À la tête d’une délégation composée d’une dizaine de ministres, le Premier Ministre chef du gouvernement, Choguel Kokalla Maïga, a entamé mercredi une visite de quatre jours au Burkina Faso. Cette visite, selon le PM, s’inscrit dans le cadre du renforcement de la coopération entre le Mali et le Burkina Faso, notamment dans la lutte contre le terrorisme et dans bien de domaines comme les échanges commerciaux, les transports. Le Hic est que le premier ministre effectue ce voyage princier, à bord de l’avion présidentiel, au moment où les caisses de l’Etat sont vides et où le Mali peine à mobiliser les ressources dont il a besoin sur le marché financier sous régional. Pour rappel alors que le Mali a cherché 35 milliards le pays n’a eu que 12,922 milliards de F CFA soit un taux de couverture de 36, 92 %. Comment le PM d’un pays sous embargo financier peut-il se permettre de voyager à des coûts exorbitants ? Nos autorités sont-elles conscientes de la gravité de la crise financière et surtout de son impact négatif sur le quotidien du malien lambda ? Cette visite du premier ministre au Burkina Faso n’a aucun impact positif sur le Mali.
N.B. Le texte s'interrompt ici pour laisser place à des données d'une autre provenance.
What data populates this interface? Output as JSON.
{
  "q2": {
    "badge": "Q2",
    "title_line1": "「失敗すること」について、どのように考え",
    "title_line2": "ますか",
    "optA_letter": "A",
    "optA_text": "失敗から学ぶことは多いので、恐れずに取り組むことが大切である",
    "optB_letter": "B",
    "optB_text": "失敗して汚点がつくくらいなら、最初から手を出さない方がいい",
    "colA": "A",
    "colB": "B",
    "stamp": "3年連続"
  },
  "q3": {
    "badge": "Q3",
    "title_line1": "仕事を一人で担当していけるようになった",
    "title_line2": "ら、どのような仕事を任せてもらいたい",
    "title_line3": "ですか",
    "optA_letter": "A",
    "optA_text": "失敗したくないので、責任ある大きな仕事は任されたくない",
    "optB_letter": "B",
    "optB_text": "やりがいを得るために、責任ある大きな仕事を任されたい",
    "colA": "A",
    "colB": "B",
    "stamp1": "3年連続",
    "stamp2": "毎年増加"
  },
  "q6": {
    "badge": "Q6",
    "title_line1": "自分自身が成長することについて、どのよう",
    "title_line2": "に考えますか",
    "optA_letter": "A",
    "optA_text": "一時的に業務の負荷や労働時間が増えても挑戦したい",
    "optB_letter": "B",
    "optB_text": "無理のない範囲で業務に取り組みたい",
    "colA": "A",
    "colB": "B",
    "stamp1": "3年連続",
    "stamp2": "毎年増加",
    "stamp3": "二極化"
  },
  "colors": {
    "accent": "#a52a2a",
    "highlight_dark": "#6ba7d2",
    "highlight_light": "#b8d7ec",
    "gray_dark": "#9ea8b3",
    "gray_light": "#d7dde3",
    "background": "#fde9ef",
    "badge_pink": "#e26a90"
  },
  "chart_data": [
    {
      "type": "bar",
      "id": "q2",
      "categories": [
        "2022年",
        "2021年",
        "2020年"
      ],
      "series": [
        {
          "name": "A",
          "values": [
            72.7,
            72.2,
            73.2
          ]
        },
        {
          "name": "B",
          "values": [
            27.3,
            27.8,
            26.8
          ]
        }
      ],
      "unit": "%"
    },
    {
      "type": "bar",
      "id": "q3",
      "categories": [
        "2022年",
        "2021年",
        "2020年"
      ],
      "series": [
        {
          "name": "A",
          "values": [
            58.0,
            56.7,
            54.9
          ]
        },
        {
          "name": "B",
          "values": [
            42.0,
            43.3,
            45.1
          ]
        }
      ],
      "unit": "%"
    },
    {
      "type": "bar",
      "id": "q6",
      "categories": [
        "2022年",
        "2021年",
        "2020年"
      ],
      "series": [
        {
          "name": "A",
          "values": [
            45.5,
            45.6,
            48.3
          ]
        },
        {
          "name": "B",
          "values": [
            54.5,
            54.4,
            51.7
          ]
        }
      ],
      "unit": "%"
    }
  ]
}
En effet, le Mali est au bord de l’implosion sociale, beaucoup d’entreprises ont mis la clef sous le paillasson mettant du coup des milliers de chef de famille au chômage. L’inflation galope mettant en danger la vie des paisibles citoyens qui ne peuvent plus garantir les trois repas quotidien, ni assurer leurs soins de santé, même primaires. Le secteur privé poumon de l’économie est sur le point de s’effondrer. Au lieu de parer au plus pressé en cherchant à renflouer les caisses de l’Etat on les vide avec des dépenses à la fois inopportunes et malsaines.
A la question de savoir si la visite du PM et sa forte délégation, à bord du Boeing présidentiel, a des retombées positives sur le Mali ?
La réponse est simplement non car le déplacement de l’avion présidentiel a un coût financier énorme dans un pays qui peine à trouver des ressources. Du prix du kérosène au frais de stationnement, en passant par la prise en charge de l’équipage. La modestie aurait recommandé d’emprunter les vols réguliers, surtout que le Burkina Faso est à seulement 45 mn vol d’oiseau. Ensuite pourquoi aller avec une telle forte délégation dans un pays qui a les mêmes difficultés que nous et qui doit minimiser ses charges. Cette visite ne pourrait avoir d’autre qualificatif qu’une randonnée politique. Elle ne saurait être une quelconque visite de planification de stratégie de lutter contre le terrorisme, car cela relève du domaine militaire pas politique. Il parait inadmissible qu’après la visite ratée de Gao, que le PM puisse encore initier un tel voyage surtout à bord du Boeing Présidentiel, au moment où les ressources se font de plus en plus rares.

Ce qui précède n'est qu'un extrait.